The Care and Feeding of Brokers and Managers, Revisited

13 years ago I wrote a post entitled “How Salespeople Can Prevent Their Broker From Premature Gray Hair.” It was a fun piece on things that licensees do that range from driving their managers crazy to working smarter and not harder. With the evolution of the industry and technology, I’ve decided to update the list. While I’m mindful that this is primarily a consumer-faced platform, consumers should know that we work hard and are always striving to do better. The better we are, the better the consumer experience.

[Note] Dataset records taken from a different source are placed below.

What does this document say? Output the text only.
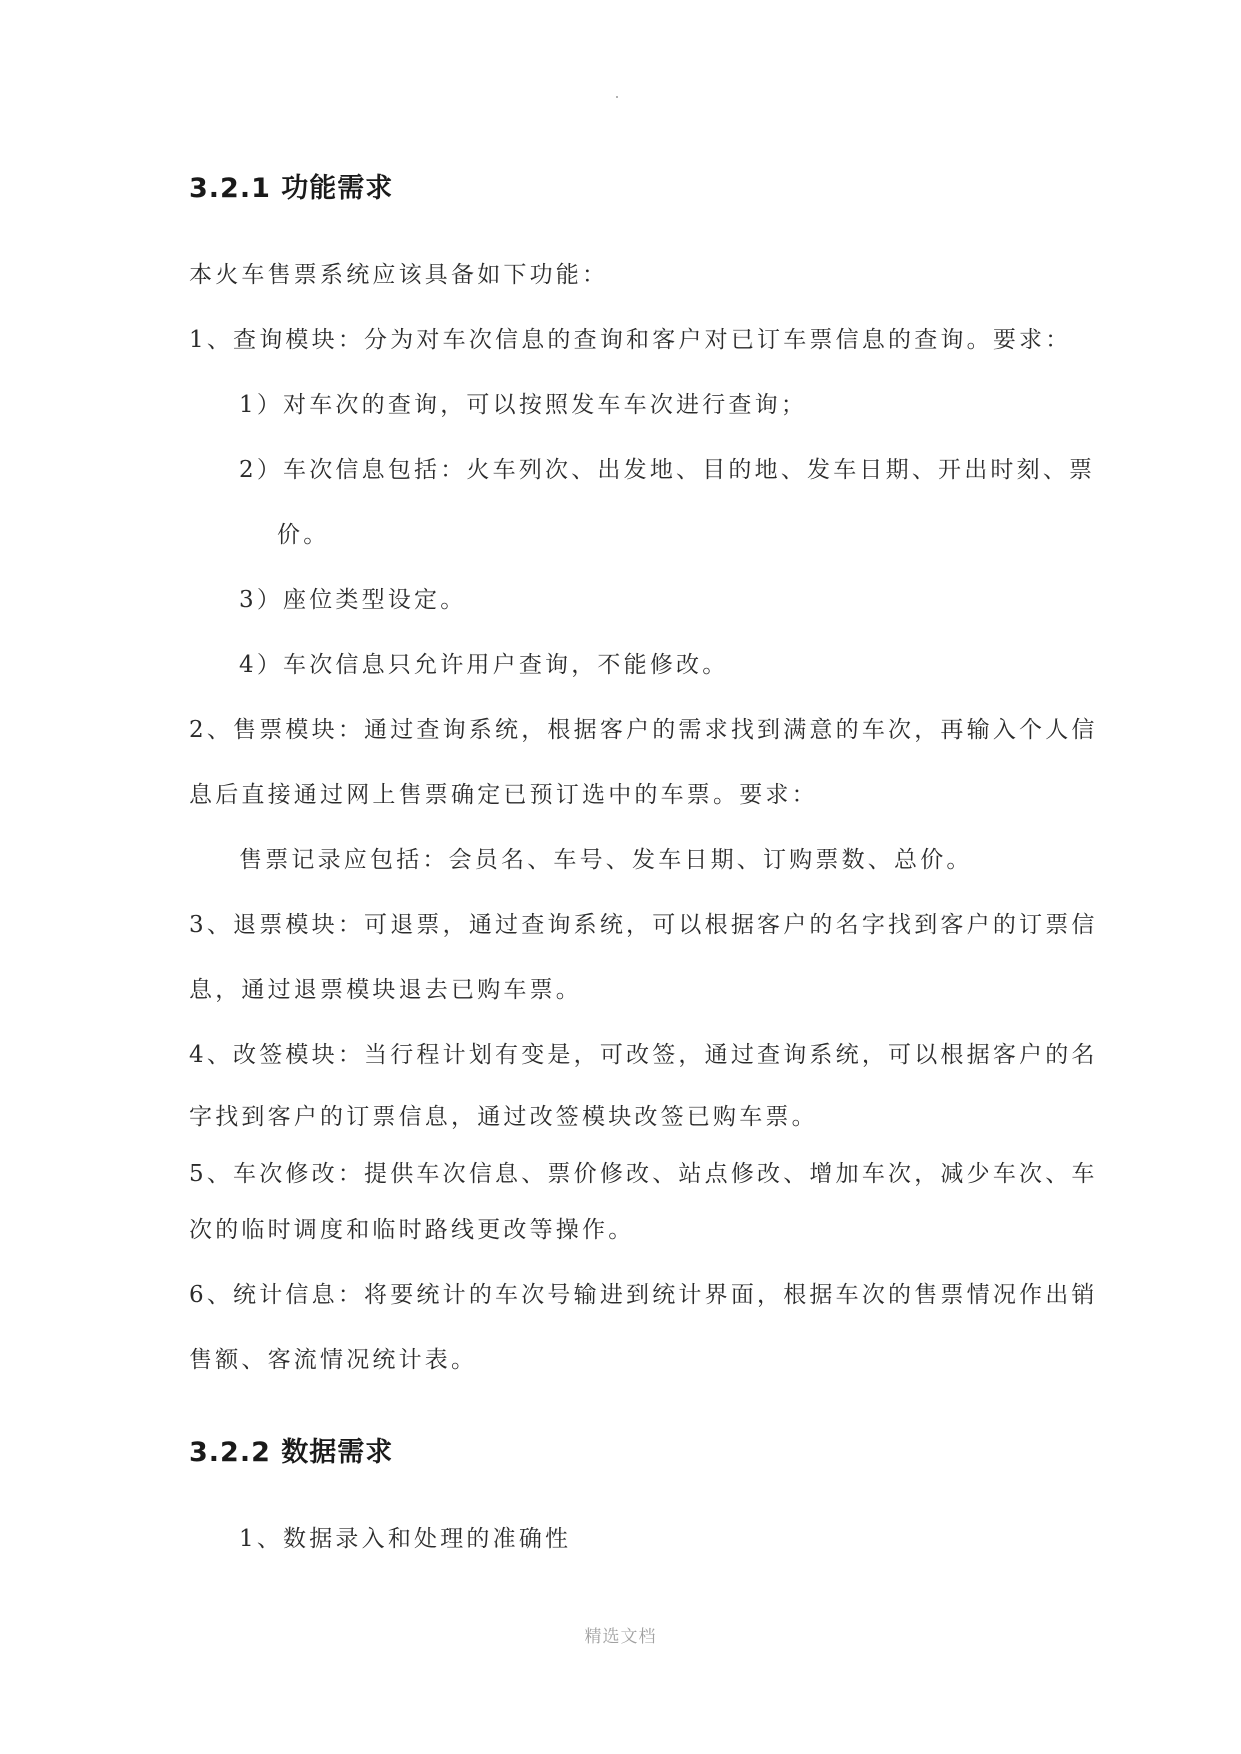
3.2.1 功能需求
本火车售票系统应该具备如下功能：
1、查询模块：分为对车次信息的查询和客户对已订车票信息的查询。要求：
1）对车次的查询，可以按照发车车次进行查询；
2）车次信息包括：火车列次、出发地、目的地、发车日期、开出时刻、票
价。
3）座位类型设定。
4）车次信息只允许用户查询，不能修改。
2、售票模块：通过查询系统，根据客户的需求找到满意的车次，再输入个人信
息后直接通过网上售票确定已预订选中的车票。要求：
售票记录应包括：会员名、车号、发车日期、订购票数、总价。
3、退票模块：可退票，通过查询系统，可以根据客户的名字找到客户的订票信
息，通过退票模块退去已购车票。
4、改签模块：当行程计划有变是，可改签，通过查询系统，可以根据客户的名
字找到客户的订票信息，通过改签模块改签已购车票。
5、车次修改：提供车次信息、票价修改、站点修改、增加车次，减少车次、车
次的临时调度和临时路线更改等操作。
6、统计信息：将要统计的车次号输进到统计界面，根据车次的售票情况作出销
售额、客流情况统计表。
3.2.2 数据需求
1、数据录入和处理的准确性
精选文档
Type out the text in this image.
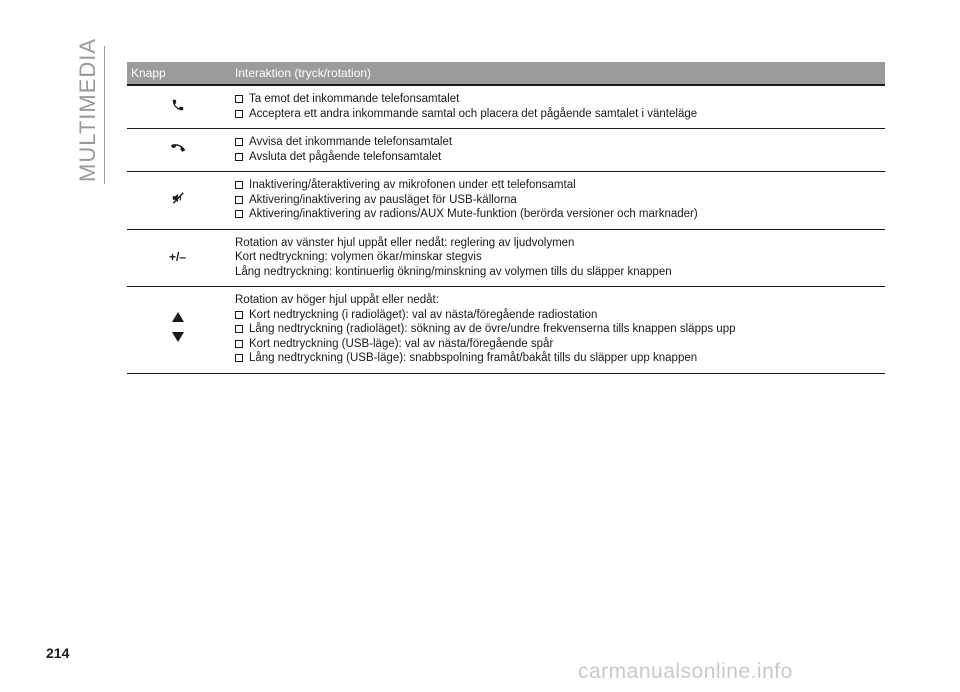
MULTIMEDIA	Knapp	Interaktion (tryck/rotation)

Ta emot det inkommande telefonsamtalet
Acceptera ett andra inkommande samtal och placera det pågående samtalet i vänteläge

Avvisa det inkommande telefonsamtalet
Avsluta det pågående telefonsamtalet

Inaktivering/återaktivering av mikrofonen under ett telefonsamtal
Aktivering/inaktivering av pausläget för USB-källorna
Aktivering/inaktivering av radions/AUX Mute-funktion (berörda versioner och marknader)

+/–	Rotation av vänster hjul uppåt eller nedåt: reglering av ljudvolymen
Kort nedtryckning: volymen ökar/minskar stegvis
Lång nedtryckning: kontinuerlig ökning/minskning av volymen tills du släpper knappen

Rotation av höger hjul uppåt eller nedåt:
Kort nedtryckning (i radioläget): val av nästa/föregående radiostation
Lång nedtryckning (radioläget): sökning av de övre/undre frekvenserna tills knappen släpps upp
Kort nedtryckning (USB-läge): val av nästa/föregående spår
Lång nedtryckning (USB-läge): snabbspolning framåt/bakåt tills du släpper upp knappen
214
carmanualsonline.info
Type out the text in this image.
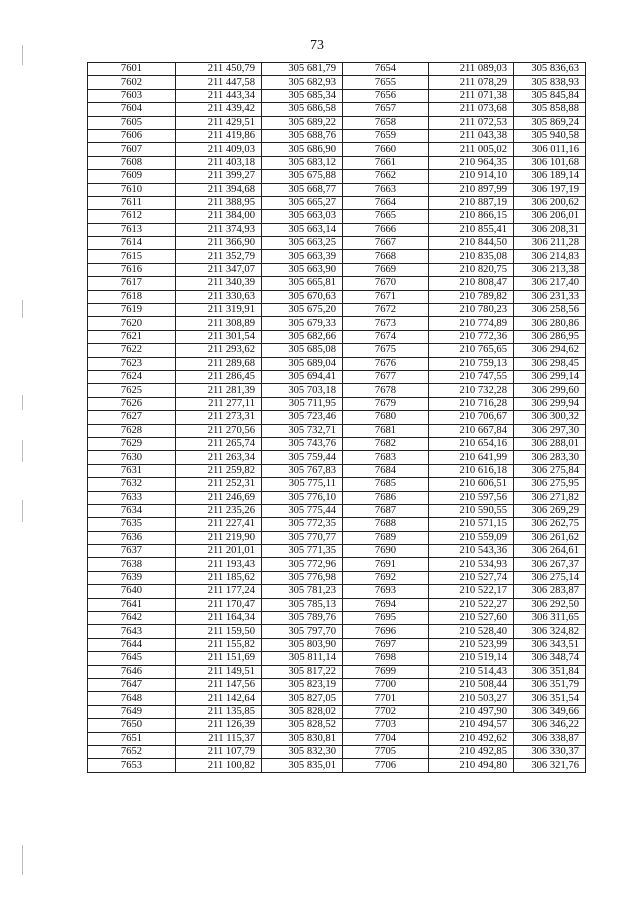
73
7601	211 450,79	305 681,79	7654	211 089,03	305 836,63
7602	211 447,58	305 682,93	7655	211 078,29	305 838,93
7603	211 443,34	305 685,34	7656	211 071,38	305 845,84
7604	211 439,42	305 686,58	7657	211 073,68	305 858,88
7605	211 429,51	305 689,22	7658	211 072,53	305 869,24
7606	211 419,86	305 688,76	7659	211 043,38	305 940,58
7607	211 409,03	305 686,90	7660	211 005,02	306 011,16
7608	211 403,18	305 683,12	7661	210 964,35	306 101,68
7609	211 399,27	305 675,88	7662	210 914,10	306 189,14
7610	211 394,68	305 668,77	7663	210 897,99	306 197,19
7611	211 388,95	305 665,27	7664	210 887,19	306 200,62
7612	211 384,00	305 663,03	7665	210 866,15	306 206,01
7613	211 374,93	305 663,14	7666	210 855,41	306 208,31
7614	211 366,90	305 663,25	7667	210 844,50	306 211,28
7615	211 352,79	305 663,39	7668	210 835,08	306 214,83
7616	211 347,07	305 663,90	7669	210 820,75	306 213,38
7617	211 340,39	305 665,81	7670	210 808,47	306 217,40
7618	211 330,63	305 670,63	7671	210 789,82	306 231,33
7619	211 319,91	305 675,20	7672	210 780,23	306 258,56
7620	211 308,89	305 679,33	7673	210 774,89	306 280,86
7621	211 301,54	305 682,66	7674	210 772,36	306 286,95
7622	211 293,62	305 685,08	7675	210 765,65	306 294,62
7623	211 289,68	305 689,04	7676	210 759,13	306 298,45
7624	211 286,45	305 694,41	7677	210 747,55	306 299,14
7625	211 281,39	305 703,18	7678	210 732,28	306 299,60
7626	211 277,11	305 711,95	7679	210 716,28	306 299,94
7627	211 273,31	305 723,46	7680	210 706,67	306 300,32
7628	211 270,56	305 732,71	7681	210 667,84	306 297,30
7629	211 265,74	305 743,76	7682	210 654,16	306 288,01
7630	211 263,34	305 759,44	7683	210 641,99	306 283,30
7631	211 259,82	305 767,83	7684	210 616,18	306 275,84
7632	211 252,31	305 775,11	7685	210 606,51	306 275,95
7633	211 246,69	305 776,10	7686	210 597,56	306 271,82
7634	211 235,26	305 775,44	7687	210 590,55	306 269,29
7635	211 227,41	305 772,35	7688	210 571,15	306 262,75
7636	211 219,90	305 770,77	7689	210 559,09	306 261,62
7637	211 201,01	305 771,35	7690	210 543,36	306 264,61
7638	211 193,43	305 772,96	7691	210 534,93	306 267,37
7639	211 185,62	305 776,98	7692	210 527,74	306 275,14
7640	211 177,24	305 781,23	7693	210 522,17	306 283,87
7641	211 170,47	305 785,13	7694	210 522,27	306 292,50
7642	211 164,34	305 789,76	7695	210 527,60	306 311,65
7643	211 159,50	305 797,70	7696	210 528,40	306 324,82
7644	211 155,82	305 803,90	7697	210 523,99	306 343,51
7645	211 151,69	305 811,14	7698	210 519,14	306 348,74
7646	211 149,51	305 817,22	7699	210 514,43	306 351,84
7647	211 147,56	305 823,19	7700	210 508,44	306 351,79
7648	211 142,64	305 827,05	7701	210 503,27	306 351,54
7649	211 135,85	305 828,02	7702	210 497,90	306 349,66
7650	211 126,39	305 828,52	7703	210 494,57	306 346,22
7651	211 115,37	305 830,81	7704	210 492,62	306 338,87
7652	211 107,79	305 832,30	7705	210 492,85	306 330,37
7653	211 100,82	305 835,01	7706	210 494,80	306 321,76
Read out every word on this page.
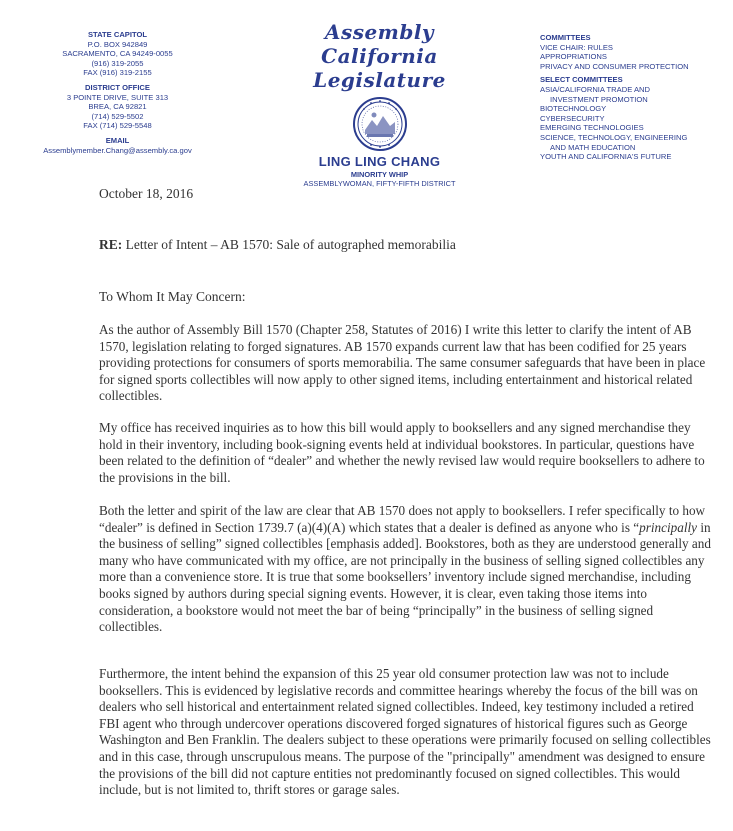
STATE CAPITOL
P.O. BOX 942849
SACRAMENTO, CA 94249-0055
(916) 319-2055
FAX (916) 319-2155
DISTRICT OFFICE
3 POINTE DRIVE, SUITE 313
BREA, CA 92821
(714) 529-5502
FAX (714) 529-5548
EMAIL
Assemblymember.Chang@assembly.ca.gov
Assembly
California Legislature
LING LING CHANG
MINORITY WHIP
ASSEMBLYWOMAN, FIFTY-FIFTH DISTRICT
COMMITTEES
VICE CHAIR: RULES
APPROPRIATIONS
PRIVACY AND CONSUMER PROTECTION
SELECT COMMITTEES
ASIA/CALIFORNIA TRADE AND
INVESTMENT PROMOTION
BIOTECHNOLOGY
CYBERSECURITY
EMERGING TECHNOLOGIES
SCIENCE, TECHNOLOGY, ENGINEERING
AND MATH EDUCATION
YOUTH AND CALIFORNIA'S FUTURE
October 18, 2016
RE: Letter of Intent – AB 1570: Sale of autographed memorabilia
To Whom It May Concern:

As the author of Assembly Bill 1570 (Chapter 258, Statutes of 2016) I write this letter to clarify the intent of AB 1570, legislation relating to forged signatures. AB 1570 expands current law that has been codified for 25 years providing protections for consumers of sports memorabilia. The same consumer safeguards that have been in place for signed sports collectibles will now apply to other signed items, including entertainment and historical related collectibles.

My office has received inquiries as to how this bill would apply to booksellers and any signed merchandise they hold in their inventory, including book-signing events held at individual bookstores. In particular, questions have been related to the definition of “dealer” and whether the newly revised law would require booksellers to adhere to the provisions in the bill.

Both the letter and spirit of the law are clear that AB 1570 does not apply to booksellers. I refer specifically to how “dealer” is defined in Section 1739.7 (a)(4)(A) which states that a dealer is defined as anyone who is “principally in the business of selling” signed collectibles [emphasis added]. Bookstores, both as they are understood generally and many who have communicated with my office, are not principally in the business of selling signed collectibles any more than a convenience store. It is true that some booksellers’ inventory include signed merchandise, including books signed by authors during special signing events. However, it is clear, even taking those items into consideration, a bookstore would not meet the bar of being “principally” in the business of selling signed collectibles.

Furthermore, the intent behind the expansion of this 25 year old consumer protection law was not to include booksellers. This is evidenced by legislative records and committee hearings whereby the focus of the bill was on dealers who sell historical and entertainment related signed collectibles. Indeed, key testimony included a retired FBI agent who through undercover operations discovered forged signatures of historical figures such as George Washington and Ben Franklin. The dealers subject to these operations were primarily focused on selling collectibles and in this case, through unscrupulous means. The purpose of the "principally" amendment was designed to ensure the provisions of the bill did not capture entities not predominantly focused on signed collectibles. This would include, but is not limited to, thrift stores or garage sales.
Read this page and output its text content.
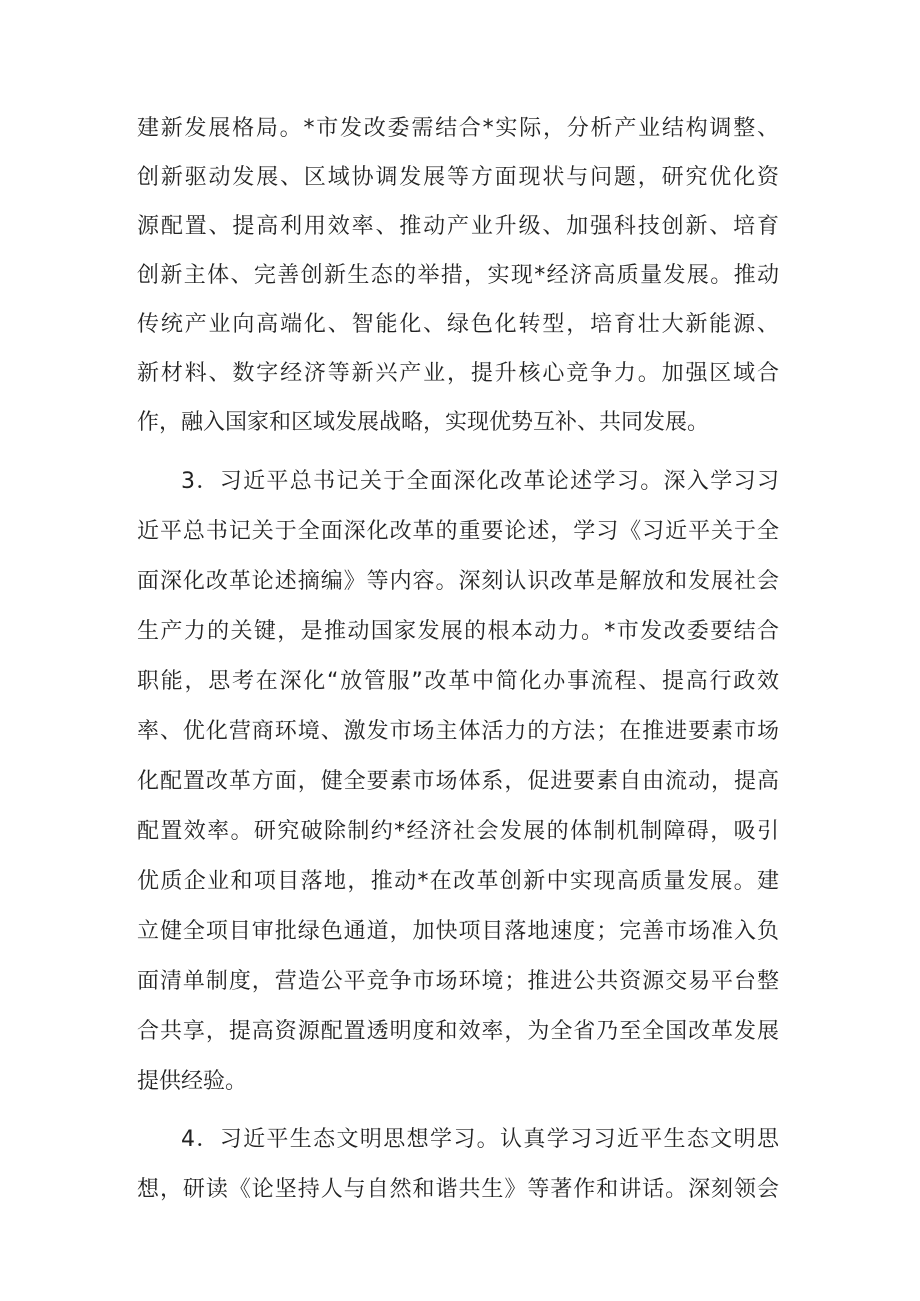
建新发展格局。*市发改委需结合*实际，分析产业结构调整、
创新驱动发展、区域协调发展等方面现状与问题，研究优化资
源配置、提高利用效率、推动产业升级、加强科技创新、培育
创新主体、完善创新生态的举措，实现*经济高质量发展。推动
传统产业向高端化、智能化、绿色化转型，培育壮大新能源、
新材料、数字经济等新兴产业，提升核心竞争力。加强区域合
作，融入国家和区域发展战略，实现优势互补、共同发展。
3．习近平总书记关于全面深化改革论述学习。深入学习习
近平总书记关于全面深化改革的重要论述，学习《习近平关于全
面深化改革论述摘编》等内容。深刻认识改革是解放和发展社会
生产力的关键，是推动国家发展的根本动力。*市发改委要结合
职能，思考在深化“放管服”改革中简化办事流程、提高行政效
率、优化营商环境、激发市场主体活力的方法；在推进要素市场
化配置改革方面，健全要素市场体系，促进要素自由流动，提高
配置效率。研究破除制约*经济社会发展的体制机制障碍，吸引
优质企业和项目落地，推动*在改革创新中实现高质量发展。建
立健全项目审批绿色通道，加快项目落地速度；完善市场准入负
面清单制度，营造公平竞争市场环境；推进公共资源交易平台整
合共享，提高资源配置透明度和效率，为全省乃至全国改革发展
提供经验。
4．习近平生态文明思想学习。认真学习习近平生态文明思
想，研读《论坚持人与自然和谐共生》等著作和讲话。深刻领会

So here goes an updated list on “managing your manager”:

  1. Texting is not for complex questions. The more detailed the scenario, the more important the context of a conversation becomes.
  2. Your manager is not your secretary. If you need a piece of paper, ask the admin. If it’s after hours, maybe plan better. And of course we’ll help in a pinch.
  3. Your manager is also not tech support. We have a fantastic support staff for all things tech and you should have them on speed dial for those matters.
  4. If, after a training session your only feedback is that you tried that long term strategy for 2 weeks once and it didn’t work for you, perhaps consider a career in another industry. If I give you advice and you tell me that you tried that in 2014 once and it didn’t work, you’re focusing on the wrong thing.
  5. If you have to ask whether or not you should tell a client something, the answer is yes; we are obligated to disclose anything that impacts them.
  6. PLEASE refresh yourself on the Code of Ethics. Just because an agent on the other side of a transaction does something you don’t like, it doesn’t mean they are unethical. They don’t advocate for you, and competing interests can be involved. You should be fluent in the code anyway.
  7. There are no stupid questions. Schedule a meeting if necessary, but ask the question.